O indie rock de Sharon Van Etten foi feito para desagradar a turma que curte artistas “coerentes”, que seguem carreiras certinhas. Aproximações com estilos como folk, trip hop e synth pop marcaram álbuns mais recentes da cantora, que nos últimos dez anos, vem concebendo discos enquanto cuida de suas próprias metamorfoses: ela se formou em psicologia, trabalhou como atriz (na série da Netflix The OA) e recentemente declarou à Flood Magazine que durante a turnê de seu disco mais recente, We’ve been going about this all wrong, chegou a um ponto em que “estava realmente cansada de me ouvir e fazer todo mundo me ouvir cantar sobre mim”. Naquele período, pediu uma pausa à banda e chegou a questionar se, ao voltarem do hiato, “poderiam apenas tocar”.

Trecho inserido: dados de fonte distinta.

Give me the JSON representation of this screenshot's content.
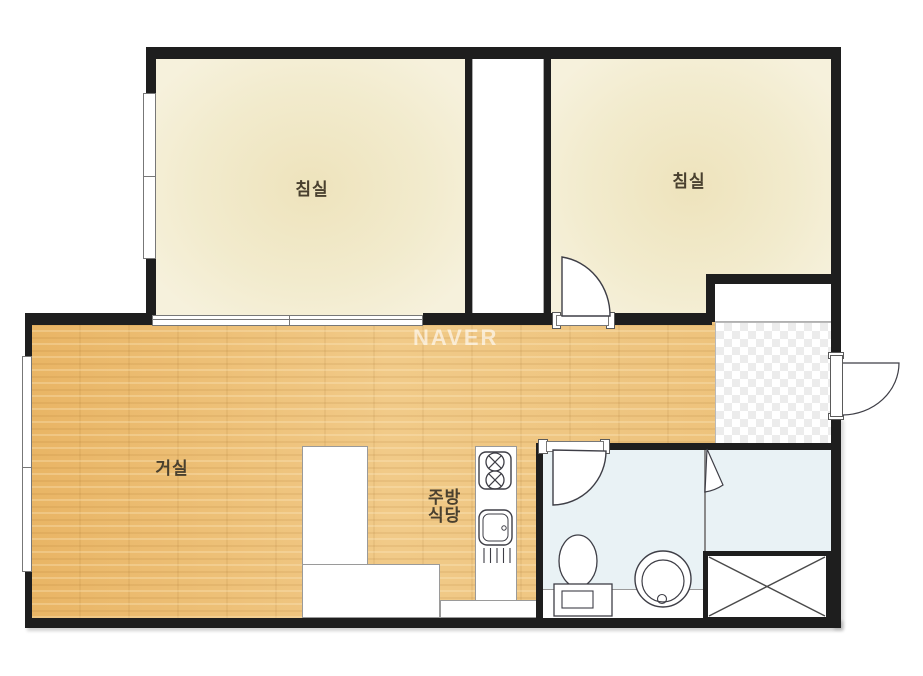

O “apenas tocar” que se passou pela cabeça de Sharon faz sentido – a história da música está repleta de artistas que transformaram suas vivências em letras e, em diversos momentos, esgotaram-se de tanto se expor ao público. Um processo que pode levar a abandono de carreira, autoabandono, excessos e outras paradas mais sinistras. Mas acaba que Sharon Van Etten & The Attachment Theory também é um disco “sobre ela”, a fotografia de um momento em que Sharon decidiu voltar acrescentando um rabicho de banda a seu nome. A cantora reduziu o número de participações no álbum, focou num núcleo duro de quatro integrantes (incluindo ela própria) e decidiu retornar fazendo um álbum cuja melhor definição cabe em quatro letras: rock.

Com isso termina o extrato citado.